= Keygoes =

Portable chilli dispenser

Keygoes:chili keychain is a portable chilli dispenser designed to allow users to add chilli powder to their meals on the go. The product consists of a small, refillable container that attaches to a keychain, making it convenient for chilli enthusiasts to carry and use anytime.

== History ==
Keygoes was first introduced by George Svec in Slovakia in 2015 and since then it has gained popularity among spice lovers for its innovative design and practicality around the world. The concept originated from the idea of providing a portable solution for chilli lovers who want to add spice to their meals anywhere.

Keygoes was initially launched through Indiegogo campaign and quickly garnered attention for its unique use and design. Over the years, the product line has expanded to include various flavours of chilli powders and different casing materials.

== Design and features ==
Keygoes features a compact cylindrical design made from stainless steel, titanium, aluminum or plastic, which are both durable and lightweight.

The keychain attachment allows users to easily carry it with their keys, ensuring that they have access to chilli powder wherever they go. The dispenser is refillable, and Keygoes offers a variety of chilli powders, including their ULTRA version which has Trinidad Moruga Scorpion and Carolina Reaper chilli powder (both former Guinness record holders). Each unit is designed to be user-friendly, with a simple shaker mechanism to dispense the desired amount of chilli out of the interchangeable refill.
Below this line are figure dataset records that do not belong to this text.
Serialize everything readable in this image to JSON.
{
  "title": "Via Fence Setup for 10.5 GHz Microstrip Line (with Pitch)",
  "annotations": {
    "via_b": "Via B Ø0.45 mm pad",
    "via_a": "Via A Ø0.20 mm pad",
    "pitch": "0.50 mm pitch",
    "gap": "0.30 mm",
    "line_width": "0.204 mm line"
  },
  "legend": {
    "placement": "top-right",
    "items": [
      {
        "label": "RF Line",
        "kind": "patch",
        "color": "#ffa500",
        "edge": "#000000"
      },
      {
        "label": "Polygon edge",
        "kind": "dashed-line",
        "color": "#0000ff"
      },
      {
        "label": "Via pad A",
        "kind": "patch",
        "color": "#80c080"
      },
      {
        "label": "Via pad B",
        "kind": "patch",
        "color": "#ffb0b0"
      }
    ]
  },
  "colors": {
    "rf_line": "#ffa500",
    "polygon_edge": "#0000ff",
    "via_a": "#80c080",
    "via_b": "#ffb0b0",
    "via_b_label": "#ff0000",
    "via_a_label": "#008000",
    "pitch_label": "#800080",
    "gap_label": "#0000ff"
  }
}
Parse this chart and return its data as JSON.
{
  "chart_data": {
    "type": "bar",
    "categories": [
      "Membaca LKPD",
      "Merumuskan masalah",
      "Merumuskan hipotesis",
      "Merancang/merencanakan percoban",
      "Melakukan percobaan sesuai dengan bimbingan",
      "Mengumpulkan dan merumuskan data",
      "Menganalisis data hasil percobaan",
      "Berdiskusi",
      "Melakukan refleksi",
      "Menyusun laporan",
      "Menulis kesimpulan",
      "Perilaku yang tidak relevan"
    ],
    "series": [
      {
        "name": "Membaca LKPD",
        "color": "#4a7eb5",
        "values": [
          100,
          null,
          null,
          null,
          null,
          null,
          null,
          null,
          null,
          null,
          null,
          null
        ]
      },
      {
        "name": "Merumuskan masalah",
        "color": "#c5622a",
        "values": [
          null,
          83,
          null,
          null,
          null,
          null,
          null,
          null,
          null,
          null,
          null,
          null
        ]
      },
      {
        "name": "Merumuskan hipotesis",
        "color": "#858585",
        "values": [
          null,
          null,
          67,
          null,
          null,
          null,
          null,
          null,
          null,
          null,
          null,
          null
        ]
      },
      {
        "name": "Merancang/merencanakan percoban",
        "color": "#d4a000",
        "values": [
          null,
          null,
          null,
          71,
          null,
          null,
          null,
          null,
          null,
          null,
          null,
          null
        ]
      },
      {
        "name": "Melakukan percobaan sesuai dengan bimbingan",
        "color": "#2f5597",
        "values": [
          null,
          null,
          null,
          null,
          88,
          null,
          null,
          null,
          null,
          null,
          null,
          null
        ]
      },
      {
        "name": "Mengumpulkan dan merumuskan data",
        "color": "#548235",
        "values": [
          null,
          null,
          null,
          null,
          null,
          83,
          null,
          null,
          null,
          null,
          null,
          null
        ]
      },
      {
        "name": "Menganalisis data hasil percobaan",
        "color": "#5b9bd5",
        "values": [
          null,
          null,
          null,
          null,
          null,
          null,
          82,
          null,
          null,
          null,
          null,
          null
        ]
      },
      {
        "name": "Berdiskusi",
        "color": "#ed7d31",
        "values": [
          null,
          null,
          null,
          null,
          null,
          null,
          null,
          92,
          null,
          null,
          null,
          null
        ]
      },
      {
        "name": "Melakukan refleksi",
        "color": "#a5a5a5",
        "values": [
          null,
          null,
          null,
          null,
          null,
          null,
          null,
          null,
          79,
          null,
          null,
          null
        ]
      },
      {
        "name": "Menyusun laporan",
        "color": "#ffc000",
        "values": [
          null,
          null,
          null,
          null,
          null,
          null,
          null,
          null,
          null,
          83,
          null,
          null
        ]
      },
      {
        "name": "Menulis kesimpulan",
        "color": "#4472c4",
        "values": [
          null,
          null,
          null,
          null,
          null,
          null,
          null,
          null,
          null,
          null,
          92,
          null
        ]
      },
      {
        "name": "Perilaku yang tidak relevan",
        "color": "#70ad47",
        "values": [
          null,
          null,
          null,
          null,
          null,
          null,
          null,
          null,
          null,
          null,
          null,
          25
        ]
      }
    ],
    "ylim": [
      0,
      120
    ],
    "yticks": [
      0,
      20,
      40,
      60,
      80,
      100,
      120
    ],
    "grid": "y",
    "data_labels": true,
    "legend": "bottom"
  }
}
Aside from chili, the keychain manufacturer also offers keygoes:salty with different types of salts, keygoes:stevia and keygoes:coffee with special cocoa-cinnamon powder.

== Reception and impact ==
Since its launch, Keygoes has received positive reviews from both consumers and industry experts. It has been featured in several culinary magazines and food blogs for its innovative design. The product has also been praised for its environmental sustainability due to its refillable nature.

== Marketing and distribution ==
Keygoes has been marketed primarily through online platforms, including its official website and major e-commerce retailers like Amazon. The brand has also used social media marketing to reach global audience, often collaborating with food influencers and chefs to showcase its versatility. In addition to online sales, Keygoes is available in selected physical stores in Europe.